When I first created this site, I wanted to create a category structure that would enable me to classify any post I might publish. It seemed to be a logical step given the name of the website. I don’t recall how long it took me, but I spent some time looking through various ways of classifying knowledge and eventually came up with a version that suited my interests and seemed to make sense to me. I had fifteen broad categories when I was finished.
Recently, I was thinking about how I could combine some of these to fit into a system similar to the Dewey Decimal Classification. My structure is slightly different, but in many ways it mirrors the DDC. Here’s what I settled on (the numbers are just to give it that DDC feel):
000 – Religion & Philosophy
100 – Language
200 – Mathematics
300 – Natural Sciences & Medical Science
400 – Technology & Applied Sciences
500 – Geography
600 – History
700 – Psychology & Social Sciences
800 – Arts & Literature
900 – Recreation & Miscellany
Below is a summary of what each of these broad categories would include.
Religion & Philosophy
Major Languages (English, Chinese, Spanish, etc.)
Probability & Statistics
Natural Sciences & Medical Science
Earth Sciences (Geology, Oceanography, etc.)
Technology & Applied Sciences
Commerce & Business
same as above plus Biography
Psychology & Social Sciences
All the various sub-areas of Psychology
Arts & Literature
Recreation & Miscellany
…and everything else!
What do you think? If you were going to classify all areas of human knowledge, how would you do it?
6 thoughts on “Classifying All Human Knowledge”
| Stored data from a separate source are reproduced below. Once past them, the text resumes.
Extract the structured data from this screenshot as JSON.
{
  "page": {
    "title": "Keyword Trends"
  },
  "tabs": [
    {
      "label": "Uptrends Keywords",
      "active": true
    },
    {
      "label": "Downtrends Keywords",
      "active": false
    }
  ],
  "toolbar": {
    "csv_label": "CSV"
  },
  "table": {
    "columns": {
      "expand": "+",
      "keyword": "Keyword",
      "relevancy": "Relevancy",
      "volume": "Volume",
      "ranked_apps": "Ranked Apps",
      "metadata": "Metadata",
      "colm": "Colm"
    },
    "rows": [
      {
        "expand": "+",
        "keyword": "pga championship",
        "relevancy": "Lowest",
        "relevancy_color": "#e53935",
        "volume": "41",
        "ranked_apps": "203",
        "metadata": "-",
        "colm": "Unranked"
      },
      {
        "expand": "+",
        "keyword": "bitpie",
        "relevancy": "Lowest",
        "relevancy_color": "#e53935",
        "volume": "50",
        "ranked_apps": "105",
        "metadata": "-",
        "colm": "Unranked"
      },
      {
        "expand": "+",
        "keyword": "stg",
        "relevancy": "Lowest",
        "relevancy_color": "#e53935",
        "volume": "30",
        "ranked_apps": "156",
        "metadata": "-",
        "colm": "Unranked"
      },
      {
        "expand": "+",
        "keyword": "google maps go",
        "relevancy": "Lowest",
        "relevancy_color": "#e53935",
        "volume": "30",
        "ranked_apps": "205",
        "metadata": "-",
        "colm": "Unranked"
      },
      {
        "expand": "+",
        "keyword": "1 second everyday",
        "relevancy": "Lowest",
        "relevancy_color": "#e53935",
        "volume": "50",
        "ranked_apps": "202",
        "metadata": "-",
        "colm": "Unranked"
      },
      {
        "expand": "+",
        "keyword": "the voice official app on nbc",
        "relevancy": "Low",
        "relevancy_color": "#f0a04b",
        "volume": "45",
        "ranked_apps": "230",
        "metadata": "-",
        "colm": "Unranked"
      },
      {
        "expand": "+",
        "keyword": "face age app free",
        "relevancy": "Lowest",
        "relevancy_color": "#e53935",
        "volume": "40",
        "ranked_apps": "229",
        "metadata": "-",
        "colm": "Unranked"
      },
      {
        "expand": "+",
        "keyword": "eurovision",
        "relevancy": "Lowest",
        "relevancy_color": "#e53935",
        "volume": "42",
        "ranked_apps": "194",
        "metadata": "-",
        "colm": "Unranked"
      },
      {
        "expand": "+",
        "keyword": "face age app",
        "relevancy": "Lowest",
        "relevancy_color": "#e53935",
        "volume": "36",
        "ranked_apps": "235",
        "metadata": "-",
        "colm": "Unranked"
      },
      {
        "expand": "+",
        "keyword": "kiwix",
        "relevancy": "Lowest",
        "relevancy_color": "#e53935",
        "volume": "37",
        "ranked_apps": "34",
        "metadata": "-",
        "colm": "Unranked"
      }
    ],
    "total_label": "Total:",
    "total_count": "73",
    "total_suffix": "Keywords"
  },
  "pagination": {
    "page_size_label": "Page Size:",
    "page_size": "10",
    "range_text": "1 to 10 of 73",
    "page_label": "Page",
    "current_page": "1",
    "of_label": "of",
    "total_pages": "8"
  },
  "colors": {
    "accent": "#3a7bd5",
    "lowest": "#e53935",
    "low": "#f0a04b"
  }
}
I think thats a nice list, but i cant say i wholly agree. I wouldnt put religion and philosophy together. Plus i am not sure about the meaning of art or what counts as art. So i’d have doubts about that too. I’d classify the sciences as fundamental vs applied. Fundemental ones would be further divided into formal, natural and social sciences. Applied ones would involve all engineering, technology etc. Humanities& Arts would probably be my third big area involving philosophy, history, music, literature etc. Though i must say that i think rather than classifying we should really focus on how the dividing lines are way too blurry and its perhaps a wiser approach to see them all interdependent and transitional.
Hi there m8!
Very nice list! It of course reflect, as you had said, the interests that are closer to your covered amplitude of focus.
You helped me find Dewey list. This is fantastic!
I am curious what you are trying with this website? We may have something in common. Hit me on FB Garry Garsky
Unfortunately I haven’t done much with the site. The idea was to share what I’m learning but I haven’t found the time to blog much.
I understand you Paul.
I see my self also as a pantologist and if i would be blogging about all my learnings that would take my time to learn more.
Also the synthesis of all the study summarized would most likely would not pass on the same knowledge as one learning the all, since most of the learning is on the small details within the joints of each variable…
Well done. I have no reason to quibble over the classifications. My hope is to find a chart of the timelines for all or many of these fields, highlighting significant discoveries, especially in mathematics, astronomy, and technology. I suppose something already exists but if not I’d do one.
Enjoyed this list, your categories are a bit different than what I have come up with so far, which is useful, thank you. I found this page when looking for something I still would like to find (so I’m writing it): an essay summary of all human knowledge, not too long, something an average reader with a high school education could read and mostly understand(?) in less than an hour, about 15K words. I think everyone with an interest in cataloging human knowledge should give this seemingly impossible task a try! I’d love to read other people’s similar efforts. What, in all our vast stores information, with all this data now at our fingertips, would you pull out to tell a person 10,000 years from now, to show what we humans knew?